Imaginava a urgência dos outros. Ela tinha o óculos, poderia ver quando escurecesse, teria uma vantagem maior quanto mais demorasse para aquilo terminar, mas não os demais, pelo menos contava com isso. Podia ver o movimento de um deles, olhando para o oeste vez ou outra, as sombras se alongando, o breu surgindo.
Este estava fadado a morte, vi o desespero dele começar a agitar suas pernas. Sua precipitação era certa. Ele estava mais próximo do provocador. Imaginou que o outro aproveitaria a deixa, o momento perfeito para eu dar o bote, Coral, não é mesmo? Um dos nomes que bem me caberiam, havia dito Leo.
Vi o instante em que o apressado desistiu de esperar, lancei granadas de fumaça para o lado em que a outra fêmea estava e corri para o lado oposto, meus músculos reclamando pelo longo período que havia ficado estático, a falta de aquecimento cobrando seu preço.
Rolei os últimos dois metros, ficando perfeitamente posicionada, como esperava. Dois a menos.
Só restava uma morte, mais uma morte e seria Alguém.
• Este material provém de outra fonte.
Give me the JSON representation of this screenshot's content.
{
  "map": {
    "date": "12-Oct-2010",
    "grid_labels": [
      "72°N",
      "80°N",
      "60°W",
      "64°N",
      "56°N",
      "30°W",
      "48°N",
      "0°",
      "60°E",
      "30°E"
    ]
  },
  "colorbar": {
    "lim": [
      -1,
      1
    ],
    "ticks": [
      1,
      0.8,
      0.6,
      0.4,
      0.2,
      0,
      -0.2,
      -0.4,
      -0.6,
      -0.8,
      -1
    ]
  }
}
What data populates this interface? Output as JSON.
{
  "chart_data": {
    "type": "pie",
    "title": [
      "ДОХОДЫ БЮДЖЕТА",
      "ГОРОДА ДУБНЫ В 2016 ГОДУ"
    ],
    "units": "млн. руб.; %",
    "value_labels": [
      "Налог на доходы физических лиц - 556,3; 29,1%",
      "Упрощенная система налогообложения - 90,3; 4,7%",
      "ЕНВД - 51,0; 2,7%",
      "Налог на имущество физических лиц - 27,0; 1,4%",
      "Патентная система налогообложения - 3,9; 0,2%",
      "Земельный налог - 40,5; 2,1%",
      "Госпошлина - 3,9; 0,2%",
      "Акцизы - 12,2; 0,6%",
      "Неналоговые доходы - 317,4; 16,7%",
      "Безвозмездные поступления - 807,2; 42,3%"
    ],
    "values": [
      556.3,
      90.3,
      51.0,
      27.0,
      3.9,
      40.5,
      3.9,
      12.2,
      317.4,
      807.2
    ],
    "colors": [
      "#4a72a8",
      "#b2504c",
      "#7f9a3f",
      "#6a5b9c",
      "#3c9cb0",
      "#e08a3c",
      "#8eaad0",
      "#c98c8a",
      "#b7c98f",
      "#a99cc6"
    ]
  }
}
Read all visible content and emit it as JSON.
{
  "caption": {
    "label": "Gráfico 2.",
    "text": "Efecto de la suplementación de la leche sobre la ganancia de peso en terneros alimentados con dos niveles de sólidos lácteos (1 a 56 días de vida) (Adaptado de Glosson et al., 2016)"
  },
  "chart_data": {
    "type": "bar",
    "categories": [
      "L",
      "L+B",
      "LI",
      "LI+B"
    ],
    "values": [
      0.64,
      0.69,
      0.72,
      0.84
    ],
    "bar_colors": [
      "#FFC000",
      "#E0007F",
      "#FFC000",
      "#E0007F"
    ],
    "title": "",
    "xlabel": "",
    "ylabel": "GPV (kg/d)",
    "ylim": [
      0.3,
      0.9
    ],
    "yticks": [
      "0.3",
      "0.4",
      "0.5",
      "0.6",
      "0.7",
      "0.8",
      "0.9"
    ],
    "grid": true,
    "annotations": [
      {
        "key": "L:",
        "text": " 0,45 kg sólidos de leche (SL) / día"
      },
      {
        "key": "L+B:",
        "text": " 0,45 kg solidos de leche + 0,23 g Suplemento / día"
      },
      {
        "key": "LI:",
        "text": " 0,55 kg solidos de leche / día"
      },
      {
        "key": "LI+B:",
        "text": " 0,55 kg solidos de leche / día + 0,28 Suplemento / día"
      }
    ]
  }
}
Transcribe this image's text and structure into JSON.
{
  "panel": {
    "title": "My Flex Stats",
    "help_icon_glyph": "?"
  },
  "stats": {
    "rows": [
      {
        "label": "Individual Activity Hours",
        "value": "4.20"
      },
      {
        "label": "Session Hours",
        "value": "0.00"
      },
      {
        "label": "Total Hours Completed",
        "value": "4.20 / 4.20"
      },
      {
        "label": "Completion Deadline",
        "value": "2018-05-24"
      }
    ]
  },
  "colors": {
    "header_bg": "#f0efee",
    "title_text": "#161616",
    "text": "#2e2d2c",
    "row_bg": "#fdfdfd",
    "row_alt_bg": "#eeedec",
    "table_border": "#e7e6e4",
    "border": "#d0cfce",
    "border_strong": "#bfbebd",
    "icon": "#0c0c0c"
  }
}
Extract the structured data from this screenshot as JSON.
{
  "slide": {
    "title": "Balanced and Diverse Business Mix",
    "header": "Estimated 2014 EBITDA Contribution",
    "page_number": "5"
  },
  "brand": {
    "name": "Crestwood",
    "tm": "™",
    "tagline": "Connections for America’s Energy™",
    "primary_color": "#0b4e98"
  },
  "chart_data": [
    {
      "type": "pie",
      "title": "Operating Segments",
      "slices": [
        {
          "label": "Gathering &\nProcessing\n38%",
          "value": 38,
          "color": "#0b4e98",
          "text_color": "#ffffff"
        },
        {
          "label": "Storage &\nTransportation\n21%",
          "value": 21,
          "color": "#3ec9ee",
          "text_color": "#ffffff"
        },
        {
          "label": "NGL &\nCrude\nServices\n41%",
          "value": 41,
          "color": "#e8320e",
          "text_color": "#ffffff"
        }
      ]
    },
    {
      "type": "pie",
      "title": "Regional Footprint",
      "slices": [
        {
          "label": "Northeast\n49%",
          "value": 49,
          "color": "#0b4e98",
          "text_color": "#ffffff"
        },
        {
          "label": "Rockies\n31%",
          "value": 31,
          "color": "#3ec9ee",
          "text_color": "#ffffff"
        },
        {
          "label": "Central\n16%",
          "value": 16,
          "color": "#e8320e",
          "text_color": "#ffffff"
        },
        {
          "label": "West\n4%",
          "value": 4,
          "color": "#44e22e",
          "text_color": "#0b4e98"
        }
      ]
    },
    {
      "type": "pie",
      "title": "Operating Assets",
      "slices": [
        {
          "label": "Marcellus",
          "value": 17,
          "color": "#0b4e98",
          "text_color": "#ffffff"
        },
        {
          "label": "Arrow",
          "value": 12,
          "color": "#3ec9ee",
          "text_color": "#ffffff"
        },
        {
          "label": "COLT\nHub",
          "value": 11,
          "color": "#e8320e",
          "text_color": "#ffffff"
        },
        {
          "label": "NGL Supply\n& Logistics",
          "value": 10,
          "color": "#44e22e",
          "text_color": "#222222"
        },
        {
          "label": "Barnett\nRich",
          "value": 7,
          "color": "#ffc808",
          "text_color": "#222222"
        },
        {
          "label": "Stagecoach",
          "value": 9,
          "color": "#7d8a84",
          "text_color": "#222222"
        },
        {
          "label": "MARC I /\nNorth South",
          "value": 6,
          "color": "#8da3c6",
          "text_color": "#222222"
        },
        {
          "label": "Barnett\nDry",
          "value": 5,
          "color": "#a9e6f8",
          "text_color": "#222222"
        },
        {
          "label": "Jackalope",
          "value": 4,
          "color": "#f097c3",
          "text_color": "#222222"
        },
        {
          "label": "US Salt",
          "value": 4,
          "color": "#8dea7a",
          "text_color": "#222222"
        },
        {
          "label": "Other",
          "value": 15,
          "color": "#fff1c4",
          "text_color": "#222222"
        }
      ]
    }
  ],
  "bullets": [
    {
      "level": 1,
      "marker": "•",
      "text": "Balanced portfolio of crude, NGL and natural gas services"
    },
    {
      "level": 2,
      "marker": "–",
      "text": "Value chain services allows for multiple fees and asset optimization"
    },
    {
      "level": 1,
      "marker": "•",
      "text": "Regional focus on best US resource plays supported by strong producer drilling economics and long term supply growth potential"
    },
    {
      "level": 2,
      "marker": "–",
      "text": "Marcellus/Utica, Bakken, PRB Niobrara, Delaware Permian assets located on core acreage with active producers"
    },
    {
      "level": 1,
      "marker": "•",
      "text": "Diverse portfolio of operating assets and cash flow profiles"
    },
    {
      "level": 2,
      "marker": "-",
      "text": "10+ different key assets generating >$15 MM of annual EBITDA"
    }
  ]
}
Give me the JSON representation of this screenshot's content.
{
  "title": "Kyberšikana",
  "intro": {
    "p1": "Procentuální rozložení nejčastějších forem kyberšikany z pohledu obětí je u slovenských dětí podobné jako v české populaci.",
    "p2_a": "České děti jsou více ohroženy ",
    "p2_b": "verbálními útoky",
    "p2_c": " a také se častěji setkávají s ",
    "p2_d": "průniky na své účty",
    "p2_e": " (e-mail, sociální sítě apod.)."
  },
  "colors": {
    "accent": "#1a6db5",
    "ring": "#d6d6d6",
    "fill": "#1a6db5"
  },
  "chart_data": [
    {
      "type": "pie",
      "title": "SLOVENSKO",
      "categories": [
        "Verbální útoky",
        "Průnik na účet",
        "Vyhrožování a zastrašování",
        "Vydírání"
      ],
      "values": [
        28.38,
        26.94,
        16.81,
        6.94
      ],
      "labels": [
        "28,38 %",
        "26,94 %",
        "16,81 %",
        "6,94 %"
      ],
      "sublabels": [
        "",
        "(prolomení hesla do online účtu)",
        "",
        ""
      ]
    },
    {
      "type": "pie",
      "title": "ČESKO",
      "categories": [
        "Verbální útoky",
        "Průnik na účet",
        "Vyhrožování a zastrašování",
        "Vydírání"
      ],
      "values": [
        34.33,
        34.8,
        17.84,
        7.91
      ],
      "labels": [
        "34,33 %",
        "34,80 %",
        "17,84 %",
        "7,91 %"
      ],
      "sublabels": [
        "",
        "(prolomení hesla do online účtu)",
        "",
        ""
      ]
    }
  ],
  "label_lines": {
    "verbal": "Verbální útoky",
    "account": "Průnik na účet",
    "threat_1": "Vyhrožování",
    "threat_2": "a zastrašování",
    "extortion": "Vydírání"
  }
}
Qual seria meu nome? Enne? O nome que não poderia ter, que guardaria para sempre. Provavelmente seria chamada de Cora, Cecília, Cibele, seu sobrenome seria Médici, Moura, Mattos, uma chefe médica, coordenaria uma legião de telas, talvez ficasse no espaço, talvez no subsolo, talvez coordenasse algum dos estágios.
Assumi a posição que antes era mantida pelo provocador. Ali estava o lançador de granadas. Ele tinha um colete à prova de balas melhor do que o meu e manoplas resistentes nas pernas, que tirei com esforço, enquanto tinha que lidar com seu peso morto.
Agora, era hora de caçar.
A fêmea não perdera a oportunidade de se mover com a agitação dos últimos minutos. Ela estava deitada de bruços, aproveitando a escuridão e se aproximando devagar, aproveitando o mato alto do vale. Ela contava que não poderia ser vista, enquanto o vento do início do inverno agitava o campo aberto.
Eu esperava que fosse mais difícil.
No movimento fluído que descobri que Leo apreciava, subi na rocha diante de mim e atirei.
A última fêmea morreu antes mesmo que o som da bala chegasse aos seus ouvidos.
Andei os metros que nos separavam, enquanto o silêncio me abraçava. Enquanto caminhava e me despia de todas as ferramentas de morte que me levaram até ali. O cinto, os fuzis, as granadas, as medicações.
O alívio de deixar tudo para trás, de, finalmente, poder começar.
Ser Alguém...
Descobriria agora o que isso realmente significava.
Esperava que ainda fosse Enne depois disso.